By-and-by twinkling carriage-lights, like fireflies, began to sparkle among the straight row of trees leading to the prison camp.
Yet the rain kept off, and it had not even begun to fall when the ayah's twinkling light roused Boy for his robing. But half awake, the child grew fractious, calling all things "shkittles," save the killing of Viljeon, who, he asserted, was hiding in the garden. To all of which Ayah, awaiting the carriage, agreed, until her charge, seated on his little bed, grew drowsy once more, and she stole off for a last pull at her forbidden pipe.
But Kunder's light went on twinkling in the farther room, where he was conscientiously finishing his old domestic duties, and preparing for new ones.
So after a time the carriage arrived, bringing with it a smell of damp dust.
"Hurry up, woman!" called the coachman. "It has begun down the road like the storm of God. Bring the child; it were best he was soon in safety."
Bring the child! How? When Boy, with his little pretence wings sewn on to his nightgown behind, his little sword that was not all pretence, was not to be found!
The twinkling lights--Kunder's among them--were all over the garden, accompanied by endearments, threats, promises.
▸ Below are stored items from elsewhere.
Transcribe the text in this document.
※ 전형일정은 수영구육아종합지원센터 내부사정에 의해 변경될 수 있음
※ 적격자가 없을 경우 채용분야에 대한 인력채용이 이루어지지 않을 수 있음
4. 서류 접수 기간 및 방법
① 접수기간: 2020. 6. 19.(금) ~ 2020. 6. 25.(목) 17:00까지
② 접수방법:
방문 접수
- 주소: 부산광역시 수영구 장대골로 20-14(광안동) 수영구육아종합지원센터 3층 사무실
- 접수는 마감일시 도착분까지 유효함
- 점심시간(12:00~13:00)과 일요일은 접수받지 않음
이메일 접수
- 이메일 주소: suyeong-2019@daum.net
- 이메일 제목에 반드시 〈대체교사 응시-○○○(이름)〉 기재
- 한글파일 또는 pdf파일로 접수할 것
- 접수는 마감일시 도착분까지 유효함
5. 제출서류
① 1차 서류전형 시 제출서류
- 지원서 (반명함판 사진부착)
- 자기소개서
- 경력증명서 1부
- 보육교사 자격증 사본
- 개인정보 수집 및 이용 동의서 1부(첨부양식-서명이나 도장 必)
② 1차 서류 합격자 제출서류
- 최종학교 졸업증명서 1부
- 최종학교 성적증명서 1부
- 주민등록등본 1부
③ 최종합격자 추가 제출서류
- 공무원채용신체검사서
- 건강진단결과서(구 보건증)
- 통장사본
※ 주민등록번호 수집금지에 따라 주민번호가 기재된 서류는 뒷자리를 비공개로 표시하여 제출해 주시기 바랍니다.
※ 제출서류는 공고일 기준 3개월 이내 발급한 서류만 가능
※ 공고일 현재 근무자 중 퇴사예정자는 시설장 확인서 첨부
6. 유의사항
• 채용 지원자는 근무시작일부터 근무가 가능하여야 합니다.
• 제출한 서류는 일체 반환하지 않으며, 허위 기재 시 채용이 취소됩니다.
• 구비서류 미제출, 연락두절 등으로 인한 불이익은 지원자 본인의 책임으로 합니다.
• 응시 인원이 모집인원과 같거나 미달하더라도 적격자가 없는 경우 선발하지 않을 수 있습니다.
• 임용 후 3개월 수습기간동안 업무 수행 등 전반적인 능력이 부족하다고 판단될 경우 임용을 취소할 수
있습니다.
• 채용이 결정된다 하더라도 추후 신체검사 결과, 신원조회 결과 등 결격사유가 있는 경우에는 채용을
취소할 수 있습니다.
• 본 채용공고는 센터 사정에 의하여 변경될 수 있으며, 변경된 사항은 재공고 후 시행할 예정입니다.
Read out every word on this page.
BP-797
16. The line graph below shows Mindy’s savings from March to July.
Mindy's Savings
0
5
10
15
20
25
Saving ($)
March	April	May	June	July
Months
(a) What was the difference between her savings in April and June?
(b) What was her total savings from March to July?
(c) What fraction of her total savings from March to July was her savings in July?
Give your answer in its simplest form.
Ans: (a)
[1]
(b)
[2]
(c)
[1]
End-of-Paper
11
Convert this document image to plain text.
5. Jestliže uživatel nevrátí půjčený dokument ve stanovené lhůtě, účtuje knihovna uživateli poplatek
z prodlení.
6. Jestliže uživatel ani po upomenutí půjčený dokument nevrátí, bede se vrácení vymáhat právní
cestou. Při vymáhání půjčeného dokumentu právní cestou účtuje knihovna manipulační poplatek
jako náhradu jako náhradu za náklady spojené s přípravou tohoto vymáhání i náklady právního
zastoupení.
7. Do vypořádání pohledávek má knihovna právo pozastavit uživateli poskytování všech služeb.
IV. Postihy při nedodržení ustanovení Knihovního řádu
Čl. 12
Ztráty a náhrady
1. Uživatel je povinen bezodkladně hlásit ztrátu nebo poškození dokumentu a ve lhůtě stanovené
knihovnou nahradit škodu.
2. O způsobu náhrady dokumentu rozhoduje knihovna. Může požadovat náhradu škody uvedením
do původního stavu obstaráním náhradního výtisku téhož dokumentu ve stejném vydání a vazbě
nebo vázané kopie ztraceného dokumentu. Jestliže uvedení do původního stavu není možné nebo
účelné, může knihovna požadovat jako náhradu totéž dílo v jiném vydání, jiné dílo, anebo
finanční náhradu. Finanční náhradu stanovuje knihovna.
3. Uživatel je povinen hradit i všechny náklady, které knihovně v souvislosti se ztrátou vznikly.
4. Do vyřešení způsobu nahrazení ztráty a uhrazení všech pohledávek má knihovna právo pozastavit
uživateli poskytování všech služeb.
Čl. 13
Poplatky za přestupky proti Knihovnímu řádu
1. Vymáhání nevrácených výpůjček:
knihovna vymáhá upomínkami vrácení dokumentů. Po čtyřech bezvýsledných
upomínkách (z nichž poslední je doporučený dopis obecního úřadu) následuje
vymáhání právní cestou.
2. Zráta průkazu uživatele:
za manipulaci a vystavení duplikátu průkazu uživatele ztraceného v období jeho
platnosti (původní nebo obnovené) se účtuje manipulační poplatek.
"Shiv-jee save him!" muttered Kunder, as suddenly the rain began to fall in torrents, quenching his light, and washing him from head to foot. The child with the red-gold curls of his race might well drown on a night like this!
The Colonel felt the same fear, as, waiting at the camp-gate to pass the child in, he heard the news first; then, with a brief order that the boy's mother was only to be told that the carriage had been unable to return, owing to the violent storm, and that therefore the gift-giving must go on without the little giver, started to join the search.
Hirabul also, who, waiting his opportunity for revenge, had dogged the Colonel's footsteps all that evening, heard the tale as he skulked in the crowd, put up his revolver, and with a sob at the thought of his far-away sahib, unconscious of his wife's treachery or his son's danger, set himself another task.